Não é um ato humanitário tão somente, diante das perspectivas sinistras no caso da extradição. É um ato de reafirmação da soberania do Brasil calcada em valores universais de direitos humanos.

MINISTRO, SALVE CESARE BATTISTI

Rui Martins

Exmo. Sr. Ministro da Justiça, Tarso Genro
Nesta altura, já lhe deve ter sido entregue o recurso em favor do cidadão italiano Cesare Battisti, preso há quase dois anos no Brasil, cuja extradição foi pedida pela Itália, sob a acusação de ter cometido quatro crimes, dos quais Battisti nega ser o autor. A Conare, com base no pedido italiano, negou a Battisti a concessão de asilo político.


Deve ser do seu conhecimento que a Itália, desde a chegada ao poder do seu atual dirigente Silvio Berlusconi, montou todo um aparelho (inclusive agora no Brasil ) para quebrar o refúgio, que o falecido presidente socialista francês François Mitterrand tinha dado a Cesare Battisti, que, durante alguns anos, viveu pacatamente em Paris, como zelador de prédio e escritor, depois de mais de vinte anos de fuga, culpado de dois anos de militância num grupo armado, que abandonou por divergência quanto aos seus métodos.


Entretanto, aproveitando-se de sua fuga, um dos chefes do grupo, Pietro Mutti, que se declarou arrependido à justiça italiana, negociou sua libertação lançando sobre Cesare Battisti todos os crimes de que era acusado.

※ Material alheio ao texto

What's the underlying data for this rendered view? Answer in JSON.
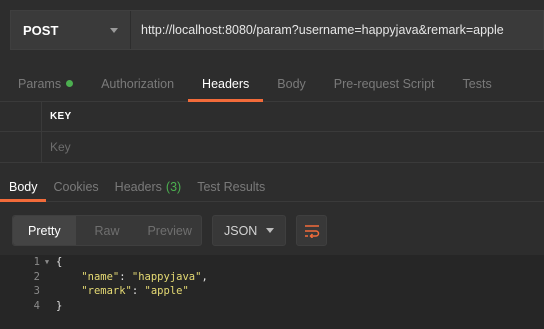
{
  "request": {
    "method": "POST",
    "url": "http://localhost:8080/param?username=happyjava&remark=apple"
  },
  "request_tabs": [
    {
      "label": "Params",
      "active": false,
      "has_dot": true
    },
    {
      "label": "Authorization",
      "active": false
    },
    {
      "label": "Headers",
      "active": true
    },
    {
      "label": "Body",
      "active": false
    },
    {
      "label": "Pre-request Script",
      "active": false
    },
    {
      "label": "Tests",
      "active": false
    }
  ],
  "headers_table": {
    "key_column": "KEY",
    "key_placeholder": "Key"
  },
  "response_tabs": {
    "body": "Body",
    "cookies": "Cookies",
    "headers": "Headers",
    "headers_count": "(3)",
    "test_results": "Test Results"
  },
  "view_modes": {
    "pretty": "Pretty",
    "raw": "Raw",
    "preview": "Preview"
  },
  "format": "JSON",
  "code_lines": [
    {
      "num": "1",
      "fold": true
    },
    {
      "num": "2",
      "fold": false
    },
    {
      "num": "3",
      "fold": false
    },
    {
      "num": "4",
      "fold": false
    }
  ],
  "code": {
    "open": "{",
    "key1": "\"name\"",
    "val1": "\"happyjava\"",
    "key2": "\"remark\"",
    "val2": "\"apple\"",
    "close": "}"
  },
  "colors": {
    "accent": "#f26b3a",
    "dot": "#4caf50",
    "string": "#e6db74"
  }
}
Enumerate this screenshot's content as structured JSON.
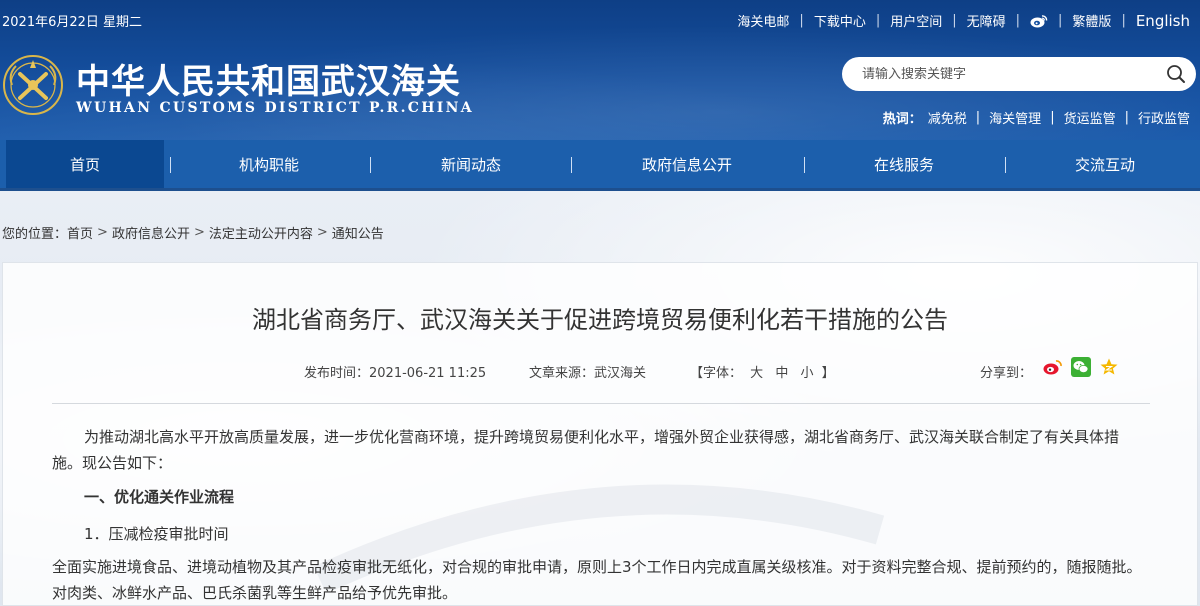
{
  "header": {
    "date": "2021年6月22日 星期二",
    "top_links": [
      "海关电邮",
      "下载中心",
      "用户空间",
      "无障碍"
    ],
    "lang_traditional": "繁體版",
    "lang_english": "English",
    "title": "中华人民共和国武汉海关",
    "subtitle": "WUHAN CUSTOMS DISTRICT P.R.CHINA",
    "search_placeholder": "请输入搜索关键字",
    "hot_label": "热词：",
    "hot_words": [
      "减免税",
      "海关管理",
      "货运监管",
      "行政监管"
    ]
  },
  "nav": {
    "items": [
      "首页",
      "机构职能",
      "新闻动态",
      "政府信息公开",
      "在线服务",
      "交流互动"
    ],
    "separator": "|"
  },
  "breadcrumb": {
    "label": "您的位置：",
    "items": [
      "首页",
      "政府信息公开",
      "法定主动公开内容",
      "通知公告"
    ],
    "arrow": ">"
  },
  "article": {
    "title": "湖北省商务厅、武汉海关关于促进跨境贸易便利化若干措施的公告",
    "publish_time": "发布时间：2021-06-21 11:25",
    "source": "文章来源：武汉海关",
    "font_label": "【字体：",
    "font_sizes": [
      "大",
      "中",
      "小"
    ],
    "font_close": "】",
    "share_label": "分享到：",
    "intro": "为推动湖北高水平开放高质量发展，进一步优化营商环境，提升跨境贸易便利化水平，增强外贸企业获得感，湖北省商务厅、武汉海关联合制定了有关具体措施。现公告如下：",
    "section1": "一、优化通关作业流程",
    "subsection1": "1．压减检疫审批时间",
    "paragraph1": "全面实施进境食品、进境动植物及其产品检疫审批无纸化，对合规的审批申请，原则上3个工作日内完成直属关级核准。对于资料完整合规、提前预约的，随报随批。对肉类、冰鲜水产品、巴氏杀菌乳等生鲜产品给予优先审批。"
  },
  "colors": {
    "header_blue": "#0e3f86",
    "nav_blue": "#1c5fac",
    "nav_active": "#0b4891"
  }
}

Na ausência de Battisti, a justiça expeditiva da época condenou-o à prisão perpétua por crimes que Battisti nega ter cometido, considerando ao mesmo tempo as acusações como crimes comuns e não políticos, para evitar que, no futuro, o condenado pudesse pleitear asilo político.


E esse objetivo foi alcançado, pois embora seja óbvio que Cesare Battisti se escondeu no Brasil, na sua fuga, como um foragido político, fato reconhecido por todos os noticiários publicados sobre ele no momento da prisão no Rio de Janeiro, a Conare rejeitou a evidência, considerando Battisti como um condenado de direito comum. Isso porque a aceitação de sua condição de militante político, na época de sua condenação, o enquadraria automaticamente como protegido pela nossa lei e lhe permitiria se beneficiar do asilo político.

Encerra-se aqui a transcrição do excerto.